The terms and expressions that have been employed in the foregoing specification are used therein as terms of description and not of limitation, and there is no intention, in the use of such terms and expressions, of excluding equivalents of the features shown and described or portions thereof, it being recognized that the scope of the invention is defined and limited only by the claims which follow.

Claims

1. In a fieldbus network, the combination comprising:

(a) A fieldbus power supply for supplying a DC voltage to a network of fieldbus devices located in a hazardous area;

(b) A device coupler for distributing said voltages to said fieldbus devices, the device coupler sensing said voltage from said power supply and providing a voltage control signal to said power supply when said DC voltage exceeds a predetermined limit; and

(c) A voltage controller coupled to said power supply for altering said DC voltage in response to said voltage control signal.

2. The fieldbus network of claim 1 wherein the device coupler includes a current signaling device for communicating with a central controller and said voltage control signal is generated by said current signaling device.

3. The fieldbus network of claim 2 wherein device coupler includes a microcontroller device for superimposing said voltage control signal on a digital communication signal generated by said current signaling device.

4. The fieldbus network of claim 1 wherein said device coupler comprises a voltage sensing circuit coupled to a microcontroller device for comparing voltages sensed by said voltage sensing circuit with predetermined values stored in said microcontroller to determine a value for said voltage control signal.

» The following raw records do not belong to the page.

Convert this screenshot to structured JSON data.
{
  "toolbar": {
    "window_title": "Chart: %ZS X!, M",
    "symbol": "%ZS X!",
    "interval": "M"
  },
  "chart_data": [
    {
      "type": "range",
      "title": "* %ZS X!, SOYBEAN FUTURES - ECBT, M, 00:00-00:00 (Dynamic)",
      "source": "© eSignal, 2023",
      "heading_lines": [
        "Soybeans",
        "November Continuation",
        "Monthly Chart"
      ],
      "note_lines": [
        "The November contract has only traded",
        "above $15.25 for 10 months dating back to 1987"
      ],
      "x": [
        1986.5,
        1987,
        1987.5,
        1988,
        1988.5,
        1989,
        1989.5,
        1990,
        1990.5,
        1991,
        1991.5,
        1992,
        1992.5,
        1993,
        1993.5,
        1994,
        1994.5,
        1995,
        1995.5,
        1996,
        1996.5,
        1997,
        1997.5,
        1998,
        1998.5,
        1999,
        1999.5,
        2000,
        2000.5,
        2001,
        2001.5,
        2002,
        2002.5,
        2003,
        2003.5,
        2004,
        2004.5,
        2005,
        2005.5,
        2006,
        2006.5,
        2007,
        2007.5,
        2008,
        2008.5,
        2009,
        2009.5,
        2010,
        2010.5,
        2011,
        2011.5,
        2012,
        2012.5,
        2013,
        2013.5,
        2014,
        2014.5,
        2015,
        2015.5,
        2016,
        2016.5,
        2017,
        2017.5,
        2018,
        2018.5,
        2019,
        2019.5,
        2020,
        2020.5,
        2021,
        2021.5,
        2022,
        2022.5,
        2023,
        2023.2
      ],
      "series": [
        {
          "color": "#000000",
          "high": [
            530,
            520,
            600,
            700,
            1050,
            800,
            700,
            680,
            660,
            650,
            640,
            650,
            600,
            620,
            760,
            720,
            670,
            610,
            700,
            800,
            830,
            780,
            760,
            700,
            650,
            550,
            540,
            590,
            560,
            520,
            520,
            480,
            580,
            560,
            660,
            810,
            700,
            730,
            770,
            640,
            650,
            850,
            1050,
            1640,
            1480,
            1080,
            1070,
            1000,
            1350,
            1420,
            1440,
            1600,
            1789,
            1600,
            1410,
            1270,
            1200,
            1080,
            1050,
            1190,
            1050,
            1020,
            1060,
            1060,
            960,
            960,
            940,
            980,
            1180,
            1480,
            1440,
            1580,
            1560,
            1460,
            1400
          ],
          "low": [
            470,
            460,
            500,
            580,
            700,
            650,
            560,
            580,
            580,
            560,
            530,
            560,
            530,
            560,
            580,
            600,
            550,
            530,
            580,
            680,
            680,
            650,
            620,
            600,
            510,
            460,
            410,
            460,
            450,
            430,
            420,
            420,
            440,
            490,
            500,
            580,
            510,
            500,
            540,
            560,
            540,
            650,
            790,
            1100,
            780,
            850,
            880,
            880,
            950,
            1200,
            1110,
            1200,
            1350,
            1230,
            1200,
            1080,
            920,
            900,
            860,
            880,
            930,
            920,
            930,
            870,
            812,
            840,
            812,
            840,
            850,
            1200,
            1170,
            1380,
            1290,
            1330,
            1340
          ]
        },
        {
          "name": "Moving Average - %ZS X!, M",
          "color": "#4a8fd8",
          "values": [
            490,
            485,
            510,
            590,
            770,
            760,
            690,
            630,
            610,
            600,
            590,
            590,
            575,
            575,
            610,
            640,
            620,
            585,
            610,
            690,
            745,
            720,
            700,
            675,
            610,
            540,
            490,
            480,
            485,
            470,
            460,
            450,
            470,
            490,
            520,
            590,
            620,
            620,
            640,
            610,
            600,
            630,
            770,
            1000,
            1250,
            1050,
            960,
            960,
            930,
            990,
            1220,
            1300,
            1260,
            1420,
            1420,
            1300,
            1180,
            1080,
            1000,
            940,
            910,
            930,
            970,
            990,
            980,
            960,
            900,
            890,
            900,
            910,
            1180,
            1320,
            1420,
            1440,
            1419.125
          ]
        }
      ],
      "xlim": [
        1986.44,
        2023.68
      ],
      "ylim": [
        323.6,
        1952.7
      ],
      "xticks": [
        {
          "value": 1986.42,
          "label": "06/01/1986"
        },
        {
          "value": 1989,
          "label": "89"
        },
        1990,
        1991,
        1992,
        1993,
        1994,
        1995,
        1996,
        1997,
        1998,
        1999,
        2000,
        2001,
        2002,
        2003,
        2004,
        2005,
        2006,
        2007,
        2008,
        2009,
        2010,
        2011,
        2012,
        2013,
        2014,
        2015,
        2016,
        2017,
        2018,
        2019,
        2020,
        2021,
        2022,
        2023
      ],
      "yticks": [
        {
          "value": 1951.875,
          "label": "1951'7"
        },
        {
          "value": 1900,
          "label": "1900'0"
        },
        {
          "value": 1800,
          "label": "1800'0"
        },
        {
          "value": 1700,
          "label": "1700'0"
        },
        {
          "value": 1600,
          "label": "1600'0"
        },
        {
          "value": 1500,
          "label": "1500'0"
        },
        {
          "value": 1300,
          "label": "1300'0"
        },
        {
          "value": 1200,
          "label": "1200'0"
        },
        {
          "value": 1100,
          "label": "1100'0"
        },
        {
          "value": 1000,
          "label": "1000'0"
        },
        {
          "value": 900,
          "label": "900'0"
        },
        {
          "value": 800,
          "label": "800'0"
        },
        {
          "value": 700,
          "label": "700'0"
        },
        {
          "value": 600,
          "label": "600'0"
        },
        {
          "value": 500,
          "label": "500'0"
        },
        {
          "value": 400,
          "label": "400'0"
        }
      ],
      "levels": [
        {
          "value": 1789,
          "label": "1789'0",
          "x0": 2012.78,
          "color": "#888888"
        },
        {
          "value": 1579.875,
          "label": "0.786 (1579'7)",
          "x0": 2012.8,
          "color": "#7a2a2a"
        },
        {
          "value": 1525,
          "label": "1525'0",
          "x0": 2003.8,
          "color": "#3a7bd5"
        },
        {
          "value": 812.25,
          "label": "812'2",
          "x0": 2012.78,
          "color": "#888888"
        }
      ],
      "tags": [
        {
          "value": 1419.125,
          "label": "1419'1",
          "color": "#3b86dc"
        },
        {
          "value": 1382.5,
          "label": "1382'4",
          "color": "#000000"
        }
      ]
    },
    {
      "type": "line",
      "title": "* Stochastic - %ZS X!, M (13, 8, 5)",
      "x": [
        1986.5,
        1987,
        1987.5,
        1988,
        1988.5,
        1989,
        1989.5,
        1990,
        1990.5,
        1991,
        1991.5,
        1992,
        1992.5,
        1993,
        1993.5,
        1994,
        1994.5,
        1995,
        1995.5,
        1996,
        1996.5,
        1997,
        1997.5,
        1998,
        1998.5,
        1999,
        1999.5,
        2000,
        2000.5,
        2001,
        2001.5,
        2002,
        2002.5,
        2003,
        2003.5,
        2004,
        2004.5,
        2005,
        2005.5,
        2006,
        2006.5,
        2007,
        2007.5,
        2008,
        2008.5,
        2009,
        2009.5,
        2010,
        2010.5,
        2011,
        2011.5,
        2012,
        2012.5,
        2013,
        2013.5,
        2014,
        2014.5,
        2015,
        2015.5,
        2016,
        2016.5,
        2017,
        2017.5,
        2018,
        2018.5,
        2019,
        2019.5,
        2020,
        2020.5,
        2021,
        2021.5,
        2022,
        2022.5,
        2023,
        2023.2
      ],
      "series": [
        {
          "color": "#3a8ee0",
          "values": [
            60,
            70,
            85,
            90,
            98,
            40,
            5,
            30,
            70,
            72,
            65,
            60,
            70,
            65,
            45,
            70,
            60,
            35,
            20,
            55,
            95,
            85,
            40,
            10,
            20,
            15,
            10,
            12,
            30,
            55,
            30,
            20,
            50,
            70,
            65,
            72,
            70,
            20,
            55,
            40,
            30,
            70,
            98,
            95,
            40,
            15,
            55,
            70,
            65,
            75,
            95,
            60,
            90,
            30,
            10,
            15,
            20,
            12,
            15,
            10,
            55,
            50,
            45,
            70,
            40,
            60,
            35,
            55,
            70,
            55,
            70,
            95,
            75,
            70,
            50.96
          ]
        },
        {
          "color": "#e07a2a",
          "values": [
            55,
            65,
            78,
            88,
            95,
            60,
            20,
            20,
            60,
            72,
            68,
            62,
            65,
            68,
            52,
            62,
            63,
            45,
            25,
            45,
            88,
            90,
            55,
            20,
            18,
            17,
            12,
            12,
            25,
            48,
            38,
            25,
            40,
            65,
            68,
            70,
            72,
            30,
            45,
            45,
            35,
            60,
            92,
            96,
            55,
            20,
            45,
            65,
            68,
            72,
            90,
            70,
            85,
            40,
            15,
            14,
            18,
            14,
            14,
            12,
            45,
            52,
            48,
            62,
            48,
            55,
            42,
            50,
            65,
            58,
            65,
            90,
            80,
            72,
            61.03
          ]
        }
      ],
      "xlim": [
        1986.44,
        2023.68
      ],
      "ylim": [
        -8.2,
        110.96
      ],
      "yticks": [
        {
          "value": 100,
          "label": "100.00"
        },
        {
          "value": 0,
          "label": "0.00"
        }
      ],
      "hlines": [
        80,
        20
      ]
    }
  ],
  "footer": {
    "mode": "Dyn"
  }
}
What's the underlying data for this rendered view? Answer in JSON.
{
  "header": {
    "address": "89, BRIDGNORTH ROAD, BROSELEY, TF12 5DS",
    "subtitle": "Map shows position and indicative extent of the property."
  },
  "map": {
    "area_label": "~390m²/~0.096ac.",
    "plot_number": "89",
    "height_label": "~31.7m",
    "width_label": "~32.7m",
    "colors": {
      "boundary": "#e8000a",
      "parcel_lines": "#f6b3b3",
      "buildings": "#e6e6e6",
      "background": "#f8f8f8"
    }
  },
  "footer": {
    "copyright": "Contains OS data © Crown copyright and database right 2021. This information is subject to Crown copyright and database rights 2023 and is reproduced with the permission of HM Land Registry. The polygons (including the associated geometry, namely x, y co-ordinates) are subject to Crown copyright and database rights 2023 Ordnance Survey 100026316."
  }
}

5. The fieldbus network of claim 4 wherein said device coupler further includes a current signaling device coupled to said microcontroller device for transmitting said voltage control signal to said power supply.

6. A voltage control circuit for a fieldbus power supply, said fieldbus power supply having a variable voltage output, comprising a device coupler connected to said power supply for distributing power at a prescribed voltage to a plurality of fieldbus devices, said device coupler having a voltage sensing circuit for sensing a level of said variable voltage output and for providing a control signal to alter said output when said level rises above a prescribed value.

7. The voltage control circuit of claim 6 wherein said fieldbus power supply includes a first microcontroller for setting said variable voltage output in response to a voltage control signal from a second microcontroller, said second microcontroller being associated with said device coupler.

8. The voltage control circuit of claim 7 wherein said device coupler includes a digital signal generator for sending data from said fieldbus devices to a central data processing unit, said second microcontroller being coupled to said data signal generator whereby said voltage control signal is superimposed on said data.

9. The voltage control circuit of claim 8 further including a filter coupled to said fieldbus power supply for isolating said voltage control signal from said data and coupling said voltage control signal to said first microcontroller.

10. A method for controlling power supply voltage in a fieldbus network comprising the steps of:

(a) Sensing a voltage provided by a variable voltage supply to a fieldbus device coupler;

(b) Comparing said voltage to a predetermined threshold voltage;

(c) Generating a voltage reduction signal when said voltage exceeds said threshold voltage; and,

(d) Adjusting said voltage such that it is reduced to at least the level of said threshold voltage.

11. The method of claim 10 wherein step (a) is conducted in a hazardous environment and step (d) is conducted outside of said hazardous environment.

12. The method of claim 10 further including the step of transmitting said voltage reduction signal over said fieldbus network by modifying a characteristic of a fieldbus data signal.